Dejó de ser “Andrés Manuel” muy rápido, el “señor Presidente” se le subió a la cabeza desde el primer minuto, se enfermó de poder y empezó su declive. Era de esperarse, a fin de cuentas, aunque él no lo crea realmente no es ningún Dios, ni es ningún elegido, ni es nada más especial que un simple mortal, un hombre que se convirtió en el más poderoso de México en la historia contemporánea y, era lógico, no pudo soportarlo.

Andrés Manuel encarna perfectamente eso de que el poder corrompe, pero el poder absoluto corrompe absolutamente. Cierto es que el Presidente no gusta de lujos sino de lisonjas, que el Presidente no se obsesiona con billetes sino con aplausos; que no quiere nuevas ideas para sus proyectos, sino que todos se apeguen a sus ideas y a sus proyectos. El Presidente se corrompió de la peor forma que podía corromperse, se volvió lo que juró destruir, se vendió a sí mismo por su ego.

Al pobre Andrés le urge su museo, quiere ser el nuevo Benemérito, quiere que lo amen, aunque él se dedique a odiar; le urge su rostro en los billetes de 20 pesos, se quema en ansias por verse en los libros de historia como un héroe entre los héroes, como un místico, como el nuevo salvador, el nuevo padre de la patria.

Es como cualquier paciente que sufre delirios de grandeza, pero con la salvedad de la grosera acumulación de poder de la que goza este paciente en particular.

Aclaro que no deseo ningún mal a nadie, solo que dudo que López Obrador viva lo suficiente para ver el desastre en que se convertirá su legado histórico, en 30 años será un leve símil de Chávez, de Daniel Ortega o de Pedro Castillo, una mascota de Trump, o de Putin o de Xi, otra caricatura del populismo que se jodió al mundo en las primeras décadas del siglo XXI; sí, el Peje, será uno más de los malos de la película.

Pero en un paciente con delirios de grandeza es imposible la autocrítica, así que lo que queda del sexenio podemos esperarlo todo; el Presidente sabe que el final de su poder está muy cerca, sabe también que ya es imposible aferrarse, sin importar que deje a un o a una incondicional se le acabará el sexenio y se le acabará todo.
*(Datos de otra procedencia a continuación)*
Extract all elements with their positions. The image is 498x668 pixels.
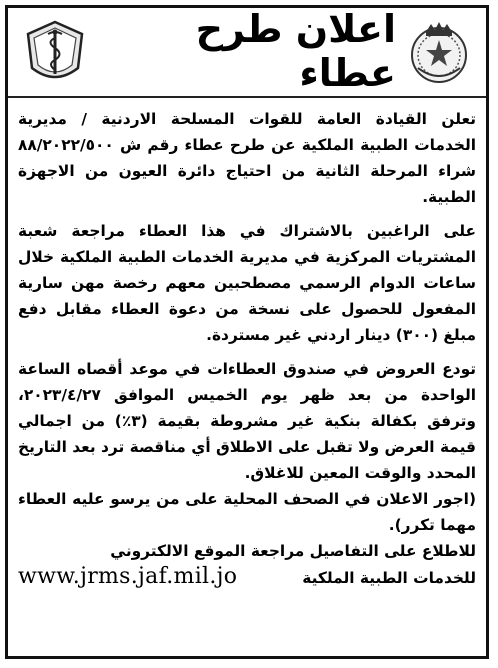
website-line xyxy=(18,564,476,591)
page-title: اعلان طرح عطاء xyxy=(195,7,396,95)
header xyxy=(8,8,486,98)
announcement-paragraph: تعلن القيادة العامة للقوات المسلحة الاردنية / مديرية الخدمات الطبية الملكية عن طرح عطاء رقم ش ٨٨/٢٠٢٢/٥٠٠ شراء المرحلة الثانية من احتياج دائرة العيون من الاجهزة الطبية. xyxy=(18,110,476,206)
submission-paragraph: تودع العروض في صندوق العطاءات في موعد أقصاه الساعة الواحدة من بعد ظهر يوم الخميس الموافق ٢٠٢٣/٤/٢٧، وترفق بكفالة بنكية غير مشروطة بقيمة (٣٪) من اجمالي قيمة العرض ولا تقبل على الاطلاق أي مناقصة ترد بعد التاريخ المحدد والوقت المعين للاغلاق. xyxy=(18,360,477,482)
website-label: للخدمات الطبية الملكية xyxy=(302,569,476,587)
advertisement-body xyxy=(18,106,476,650)
medical-services-emblem-icon xyxy=(20,18,90,88)
advertisement-frame xyxy=(5,5,489,659)
armed-forces-emblem-icon xyxy=(404,18,474,88)
details-paragraph: للاطلاع على التفاصيل مراجعة الموقع الالكتروني xyxy=(110,542,476,560)
advertising-fees-paragraph: (اجور الاعلان في الصحف المحلية على من يرسو عليه العطاء مهما تكرر). xyxy=(18,490,476,534)
participation-paragraph: على الراغبين بالاشتراك في هذا العطاء مراجعة شعبة المشتريات المركزية في مديرية الخدمات الطبية الملكية خلال ساعات الدوام الرسمي مصطحبين معهم رخصة مهن سارية المفعول للحصول على نسخة من دعوة العطاء مقابل دفع مبلغ (٣٠٠) دينار اردني غير مستردة. xyxy=(18,222,476,344)
website-link[interactable]: www.jrms.jaf.mil.jo xyxy=(18,564,238,589)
A menos que se le antoje el camino de un dictador y, eso, no podría ser. No hay forma de que se quede, no hay manera de que regrese, aunque haya comprado al Ejército, aunque llenó los bolsillos de los generales con asquerosos miles de millones de pesos, no le alcanza, no le da, se va para siempre del poder el 1 de octubre de 2024.

Y nos va a dejar un país militarizado, esos sí que no se van ni se irán, a ver quién se atreve a quitarles una pizca de poder que Andrés Manuel les dio a manos llenas para sostener su delirio. Y nos deja un país ensangrentado. Y nos deja un país empobrecido. Y nos deja un país con un sistema de salud que se parece más al de Haití que al de Dinamarca. Y nos deja un país donde el odio se respira.

Y nos deja un país más ignorante. Y nos deja un peor país.

Pero todavía faltan 529 días para que se termine el sexenio.